The Luce–Celler Act of 1946, Pub. L. No. 79-483, 60 Stat. 416, is an Act of the United States Congress which set an immigration quota for Filipinos and Indians. The quota was 100 for each group. This was the first time people from these groups were entitled to naturalize as American citizens. Upon becoming citizens, these new Americans could own property under their names and even petition for their immediate family members from abroad.
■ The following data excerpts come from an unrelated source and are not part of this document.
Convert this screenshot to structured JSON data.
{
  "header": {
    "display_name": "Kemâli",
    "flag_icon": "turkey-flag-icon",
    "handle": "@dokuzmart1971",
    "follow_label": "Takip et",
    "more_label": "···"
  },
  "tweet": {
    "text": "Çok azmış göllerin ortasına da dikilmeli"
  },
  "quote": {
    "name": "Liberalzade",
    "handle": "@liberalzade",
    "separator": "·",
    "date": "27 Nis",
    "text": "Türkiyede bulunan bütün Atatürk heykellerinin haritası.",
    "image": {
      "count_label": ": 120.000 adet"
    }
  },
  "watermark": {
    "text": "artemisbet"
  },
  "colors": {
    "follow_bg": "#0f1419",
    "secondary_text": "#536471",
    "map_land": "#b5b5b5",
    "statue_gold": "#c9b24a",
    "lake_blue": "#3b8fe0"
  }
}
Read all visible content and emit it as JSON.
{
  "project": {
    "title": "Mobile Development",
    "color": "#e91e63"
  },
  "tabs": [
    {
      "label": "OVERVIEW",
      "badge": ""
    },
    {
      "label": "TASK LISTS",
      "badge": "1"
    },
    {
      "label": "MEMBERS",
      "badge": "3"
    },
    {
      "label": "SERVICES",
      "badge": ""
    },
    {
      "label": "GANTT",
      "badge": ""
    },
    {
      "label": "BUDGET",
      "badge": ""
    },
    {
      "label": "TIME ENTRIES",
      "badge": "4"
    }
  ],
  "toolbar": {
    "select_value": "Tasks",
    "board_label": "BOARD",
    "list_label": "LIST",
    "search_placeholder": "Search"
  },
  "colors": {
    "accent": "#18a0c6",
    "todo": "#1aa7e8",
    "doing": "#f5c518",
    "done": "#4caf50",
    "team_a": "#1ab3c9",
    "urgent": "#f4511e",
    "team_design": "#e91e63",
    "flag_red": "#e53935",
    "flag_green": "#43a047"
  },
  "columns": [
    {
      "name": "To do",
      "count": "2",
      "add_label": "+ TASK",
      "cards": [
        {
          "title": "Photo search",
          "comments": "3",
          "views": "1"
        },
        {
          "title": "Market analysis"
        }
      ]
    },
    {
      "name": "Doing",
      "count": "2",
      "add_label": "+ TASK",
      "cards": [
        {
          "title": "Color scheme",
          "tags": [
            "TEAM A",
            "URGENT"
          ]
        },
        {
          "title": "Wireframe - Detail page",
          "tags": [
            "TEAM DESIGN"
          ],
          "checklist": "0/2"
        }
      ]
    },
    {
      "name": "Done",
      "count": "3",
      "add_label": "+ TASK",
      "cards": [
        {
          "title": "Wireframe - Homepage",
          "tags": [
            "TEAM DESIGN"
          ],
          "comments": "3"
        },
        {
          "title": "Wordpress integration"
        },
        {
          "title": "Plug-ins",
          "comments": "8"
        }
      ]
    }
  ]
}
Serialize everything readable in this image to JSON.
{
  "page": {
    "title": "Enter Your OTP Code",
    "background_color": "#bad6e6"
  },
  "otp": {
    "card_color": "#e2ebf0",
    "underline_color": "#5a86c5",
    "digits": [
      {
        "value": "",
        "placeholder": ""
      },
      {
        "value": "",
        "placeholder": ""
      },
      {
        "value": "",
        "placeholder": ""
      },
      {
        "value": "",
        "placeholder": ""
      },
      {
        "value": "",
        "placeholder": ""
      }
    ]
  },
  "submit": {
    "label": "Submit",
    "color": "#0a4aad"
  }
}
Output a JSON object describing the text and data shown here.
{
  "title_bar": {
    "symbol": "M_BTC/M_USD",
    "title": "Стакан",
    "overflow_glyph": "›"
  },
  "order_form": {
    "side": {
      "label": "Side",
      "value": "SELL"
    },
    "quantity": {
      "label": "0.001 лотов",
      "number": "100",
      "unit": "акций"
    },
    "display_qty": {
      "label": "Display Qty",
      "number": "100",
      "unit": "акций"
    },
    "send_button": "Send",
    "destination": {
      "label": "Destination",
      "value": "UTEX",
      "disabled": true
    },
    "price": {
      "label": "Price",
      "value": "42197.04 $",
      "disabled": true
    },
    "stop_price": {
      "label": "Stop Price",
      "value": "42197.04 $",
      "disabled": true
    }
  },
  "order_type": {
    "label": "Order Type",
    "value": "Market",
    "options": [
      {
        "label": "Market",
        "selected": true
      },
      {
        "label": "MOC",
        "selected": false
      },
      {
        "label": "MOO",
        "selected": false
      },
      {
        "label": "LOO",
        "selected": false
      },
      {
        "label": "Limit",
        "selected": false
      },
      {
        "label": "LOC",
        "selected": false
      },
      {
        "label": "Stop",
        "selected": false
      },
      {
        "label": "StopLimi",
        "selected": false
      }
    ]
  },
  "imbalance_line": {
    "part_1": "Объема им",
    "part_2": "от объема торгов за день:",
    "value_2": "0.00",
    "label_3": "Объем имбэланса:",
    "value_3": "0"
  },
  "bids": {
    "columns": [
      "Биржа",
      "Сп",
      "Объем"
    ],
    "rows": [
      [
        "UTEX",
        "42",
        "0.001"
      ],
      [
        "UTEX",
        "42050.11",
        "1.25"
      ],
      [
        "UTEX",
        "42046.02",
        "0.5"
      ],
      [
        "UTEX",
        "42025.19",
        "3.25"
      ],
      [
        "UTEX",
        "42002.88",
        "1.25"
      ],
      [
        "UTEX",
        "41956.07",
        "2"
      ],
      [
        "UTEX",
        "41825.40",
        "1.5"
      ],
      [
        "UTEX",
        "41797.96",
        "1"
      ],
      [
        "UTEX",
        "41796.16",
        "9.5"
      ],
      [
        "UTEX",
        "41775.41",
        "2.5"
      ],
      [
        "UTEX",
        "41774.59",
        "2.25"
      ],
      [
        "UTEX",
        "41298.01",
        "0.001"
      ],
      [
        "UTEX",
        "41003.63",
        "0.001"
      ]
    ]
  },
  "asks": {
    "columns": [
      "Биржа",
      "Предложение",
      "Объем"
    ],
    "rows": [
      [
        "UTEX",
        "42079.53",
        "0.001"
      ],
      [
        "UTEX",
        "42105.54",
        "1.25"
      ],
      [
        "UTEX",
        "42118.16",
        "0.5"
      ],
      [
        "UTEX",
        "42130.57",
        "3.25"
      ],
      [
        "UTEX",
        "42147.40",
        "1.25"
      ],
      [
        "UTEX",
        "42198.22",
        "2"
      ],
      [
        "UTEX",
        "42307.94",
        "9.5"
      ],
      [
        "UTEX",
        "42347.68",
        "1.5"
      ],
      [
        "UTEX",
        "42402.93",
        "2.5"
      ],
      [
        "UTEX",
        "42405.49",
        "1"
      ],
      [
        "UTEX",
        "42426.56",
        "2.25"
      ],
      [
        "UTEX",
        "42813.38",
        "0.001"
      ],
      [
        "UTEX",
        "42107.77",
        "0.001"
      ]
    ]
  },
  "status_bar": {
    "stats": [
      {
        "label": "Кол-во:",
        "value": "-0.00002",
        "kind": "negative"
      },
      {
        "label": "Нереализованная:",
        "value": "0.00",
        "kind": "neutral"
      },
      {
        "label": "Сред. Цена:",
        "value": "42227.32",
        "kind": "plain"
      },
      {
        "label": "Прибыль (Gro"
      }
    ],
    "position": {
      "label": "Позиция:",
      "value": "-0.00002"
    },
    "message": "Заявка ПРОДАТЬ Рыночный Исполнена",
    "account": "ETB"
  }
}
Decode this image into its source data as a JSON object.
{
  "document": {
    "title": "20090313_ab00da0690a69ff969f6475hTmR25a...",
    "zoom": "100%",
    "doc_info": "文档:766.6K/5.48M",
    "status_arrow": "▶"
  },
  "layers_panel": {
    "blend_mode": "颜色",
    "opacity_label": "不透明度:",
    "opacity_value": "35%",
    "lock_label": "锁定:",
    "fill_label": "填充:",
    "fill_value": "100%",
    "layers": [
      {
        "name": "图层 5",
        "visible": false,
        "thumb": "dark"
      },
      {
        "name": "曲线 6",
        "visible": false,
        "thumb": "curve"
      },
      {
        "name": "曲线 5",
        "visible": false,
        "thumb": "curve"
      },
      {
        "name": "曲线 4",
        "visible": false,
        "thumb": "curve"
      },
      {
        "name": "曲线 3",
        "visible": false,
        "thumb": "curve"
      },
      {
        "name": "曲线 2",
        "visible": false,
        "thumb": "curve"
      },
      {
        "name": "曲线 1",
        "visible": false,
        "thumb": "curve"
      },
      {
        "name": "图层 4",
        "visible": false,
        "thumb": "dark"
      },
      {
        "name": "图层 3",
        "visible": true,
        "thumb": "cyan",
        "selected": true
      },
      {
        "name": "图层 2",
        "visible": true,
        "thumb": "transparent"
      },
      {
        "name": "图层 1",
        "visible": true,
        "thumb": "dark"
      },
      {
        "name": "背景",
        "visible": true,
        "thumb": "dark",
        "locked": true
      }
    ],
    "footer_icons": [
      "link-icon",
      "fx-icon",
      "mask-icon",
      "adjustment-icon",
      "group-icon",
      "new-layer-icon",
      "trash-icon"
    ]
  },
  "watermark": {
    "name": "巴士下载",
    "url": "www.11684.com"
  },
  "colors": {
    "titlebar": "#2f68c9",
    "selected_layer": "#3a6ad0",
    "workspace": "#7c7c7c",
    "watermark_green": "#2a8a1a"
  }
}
This Act was especially important because it recognized the rights of individuals who had previously suffered from discrimination. The Luce–Celler Act was one of the first cracks in the racist “Asiatic Barred Zone” and 1917 Immigration Act, which banned almost all Asian immigration. It followed the repeal of the Chinese Exclusion Act in 1943 (Magnuson Act)—marking a slow shift in policy.

The Act was proposed by Republican Clare Boothe Luce and Democrat Emanuel Celler in 1943 and signed into law by US President Harry S. Truman on July 2, 1946, two days before the Philippines became independent with the signing of the Treaty of Manila on July 4, 1946. Because of the imminent independence of the Philippines, Filipinos would have been barred from immigrating without the Act.

Prior to 1946, Indian nationals were not eligible to naturalize in the United States. They were also not allowed to obtain any form of permanent residency, a legal status introduced later under the Immigration and Nationality Act of 1952.